Inspired by Walters and others, fisheries managers shut down salmon fisheries completely, driving up escapement of strong runs, to protect “weak stocks” that have never been big contributors to the harvest. Despite the huge escapements, run strength continued to decline until last summer’s completely unexpected bonanza. (That exception may prove the rule. For various reasons, modest escapements in 2007 seem to have generated a once-in-100-years payoff.)
Now Walters’ view is closer to this recent paper from Alaska, which found that long-term yields decreased when escapement goals were exceeded.

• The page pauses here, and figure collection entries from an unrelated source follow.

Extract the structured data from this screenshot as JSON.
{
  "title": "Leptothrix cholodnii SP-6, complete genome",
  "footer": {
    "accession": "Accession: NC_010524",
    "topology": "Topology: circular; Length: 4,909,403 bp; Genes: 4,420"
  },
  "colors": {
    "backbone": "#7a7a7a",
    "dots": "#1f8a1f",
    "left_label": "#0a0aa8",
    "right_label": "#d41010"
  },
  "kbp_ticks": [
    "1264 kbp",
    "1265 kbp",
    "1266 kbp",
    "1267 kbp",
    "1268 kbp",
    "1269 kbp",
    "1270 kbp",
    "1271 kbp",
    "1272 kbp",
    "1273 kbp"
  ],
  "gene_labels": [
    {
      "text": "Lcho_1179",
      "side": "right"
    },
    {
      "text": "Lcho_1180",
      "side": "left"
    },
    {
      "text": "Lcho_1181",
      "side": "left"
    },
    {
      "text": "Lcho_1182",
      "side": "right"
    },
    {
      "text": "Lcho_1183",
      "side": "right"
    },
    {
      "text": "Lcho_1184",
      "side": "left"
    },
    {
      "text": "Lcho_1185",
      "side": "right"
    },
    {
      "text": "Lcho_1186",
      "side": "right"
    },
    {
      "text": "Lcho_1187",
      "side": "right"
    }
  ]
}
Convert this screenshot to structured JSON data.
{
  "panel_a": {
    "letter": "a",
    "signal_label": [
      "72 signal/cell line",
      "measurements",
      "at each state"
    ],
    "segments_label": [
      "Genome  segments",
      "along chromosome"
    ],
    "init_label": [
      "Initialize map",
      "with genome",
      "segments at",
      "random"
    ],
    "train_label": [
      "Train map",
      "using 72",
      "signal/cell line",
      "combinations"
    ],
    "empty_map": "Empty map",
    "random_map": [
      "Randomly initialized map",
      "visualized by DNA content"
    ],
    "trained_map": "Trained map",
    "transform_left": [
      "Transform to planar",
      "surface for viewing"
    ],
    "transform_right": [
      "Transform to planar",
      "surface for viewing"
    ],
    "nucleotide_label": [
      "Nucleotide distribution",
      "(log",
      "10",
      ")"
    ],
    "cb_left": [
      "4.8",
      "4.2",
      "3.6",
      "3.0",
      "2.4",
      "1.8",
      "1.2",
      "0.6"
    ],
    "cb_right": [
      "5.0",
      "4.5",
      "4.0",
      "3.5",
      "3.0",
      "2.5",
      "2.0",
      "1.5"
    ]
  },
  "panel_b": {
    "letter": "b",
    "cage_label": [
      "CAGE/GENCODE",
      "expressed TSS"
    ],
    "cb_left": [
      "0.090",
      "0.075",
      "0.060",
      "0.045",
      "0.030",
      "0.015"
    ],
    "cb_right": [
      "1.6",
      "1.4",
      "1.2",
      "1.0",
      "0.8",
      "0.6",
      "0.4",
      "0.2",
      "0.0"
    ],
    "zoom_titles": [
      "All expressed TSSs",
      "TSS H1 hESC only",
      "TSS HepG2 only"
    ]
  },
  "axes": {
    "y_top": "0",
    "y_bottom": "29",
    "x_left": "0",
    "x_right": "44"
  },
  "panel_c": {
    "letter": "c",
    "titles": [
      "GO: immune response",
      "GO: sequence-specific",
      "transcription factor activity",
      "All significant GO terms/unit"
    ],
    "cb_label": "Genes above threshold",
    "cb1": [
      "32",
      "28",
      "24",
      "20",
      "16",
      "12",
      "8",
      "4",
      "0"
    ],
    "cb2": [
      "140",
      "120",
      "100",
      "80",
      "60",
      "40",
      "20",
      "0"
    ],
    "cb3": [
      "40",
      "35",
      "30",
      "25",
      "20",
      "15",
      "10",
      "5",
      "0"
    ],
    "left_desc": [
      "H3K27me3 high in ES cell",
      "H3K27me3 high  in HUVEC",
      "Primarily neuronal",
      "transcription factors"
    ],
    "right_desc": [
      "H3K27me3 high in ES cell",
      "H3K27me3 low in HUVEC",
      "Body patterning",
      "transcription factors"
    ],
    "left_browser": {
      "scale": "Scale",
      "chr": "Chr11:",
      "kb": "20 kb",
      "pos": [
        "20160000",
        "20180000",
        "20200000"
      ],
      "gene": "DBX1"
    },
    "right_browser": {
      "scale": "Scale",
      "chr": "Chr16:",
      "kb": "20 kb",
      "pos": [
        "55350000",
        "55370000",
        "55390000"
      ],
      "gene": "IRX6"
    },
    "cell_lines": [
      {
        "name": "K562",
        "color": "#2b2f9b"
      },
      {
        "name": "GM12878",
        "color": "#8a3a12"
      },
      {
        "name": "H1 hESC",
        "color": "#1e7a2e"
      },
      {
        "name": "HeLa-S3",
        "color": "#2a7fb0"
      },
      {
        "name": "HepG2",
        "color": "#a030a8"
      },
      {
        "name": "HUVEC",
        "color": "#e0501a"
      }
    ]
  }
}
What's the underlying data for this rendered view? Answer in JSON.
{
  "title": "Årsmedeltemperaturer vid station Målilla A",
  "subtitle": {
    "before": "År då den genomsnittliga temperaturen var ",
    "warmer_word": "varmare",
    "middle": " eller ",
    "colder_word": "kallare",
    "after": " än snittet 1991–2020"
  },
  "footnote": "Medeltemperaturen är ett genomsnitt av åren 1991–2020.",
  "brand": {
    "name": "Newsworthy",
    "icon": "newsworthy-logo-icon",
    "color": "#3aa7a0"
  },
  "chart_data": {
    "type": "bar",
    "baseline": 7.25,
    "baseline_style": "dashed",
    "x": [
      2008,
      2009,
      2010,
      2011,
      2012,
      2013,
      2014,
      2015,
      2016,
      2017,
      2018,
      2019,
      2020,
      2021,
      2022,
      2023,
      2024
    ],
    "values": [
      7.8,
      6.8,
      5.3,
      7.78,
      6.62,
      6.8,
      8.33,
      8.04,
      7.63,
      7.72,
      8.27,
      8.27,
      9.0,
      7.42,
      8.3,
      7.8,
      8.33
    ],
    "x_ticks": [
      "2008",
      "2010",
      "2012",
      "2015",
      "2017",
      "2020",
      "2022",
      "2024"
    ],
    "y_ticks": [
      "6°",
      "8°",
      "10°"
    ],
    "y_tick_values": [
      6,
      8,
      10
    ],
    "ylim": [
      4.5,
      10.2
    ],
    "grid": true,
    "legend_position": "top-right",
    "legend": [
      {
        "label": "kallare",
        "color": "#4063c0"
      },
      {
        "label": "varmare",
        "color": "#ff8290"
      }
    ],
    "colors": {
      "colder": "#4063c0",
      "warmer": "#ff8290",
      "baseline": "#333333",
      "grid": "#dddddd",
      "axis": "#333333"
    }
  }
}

In the world of salmon biology, this reversal is akin to Kevin Falcon suddenly endorsing the NDP.
“So what?” you may ask. “Why is this in a civic affairs blog?”
According to my old friend Dennis Brown, who testified in a brief panel discussion of commercial fishing interests Feb. 22, those overescapements on the Fraser amounted to 25 million more fish which could have been harvested between 1995 and 2009 “without any damage to weak stocks.” That’s hundreds of millions of dollars of lost income for commercial fishers, the sport fleet, First Nations and local fish processors like Canadian Fish, which still maintains its cannery at the north foot of Gore.
A sustainable, green economy? Yes, and wild sockeye can be part of the solution.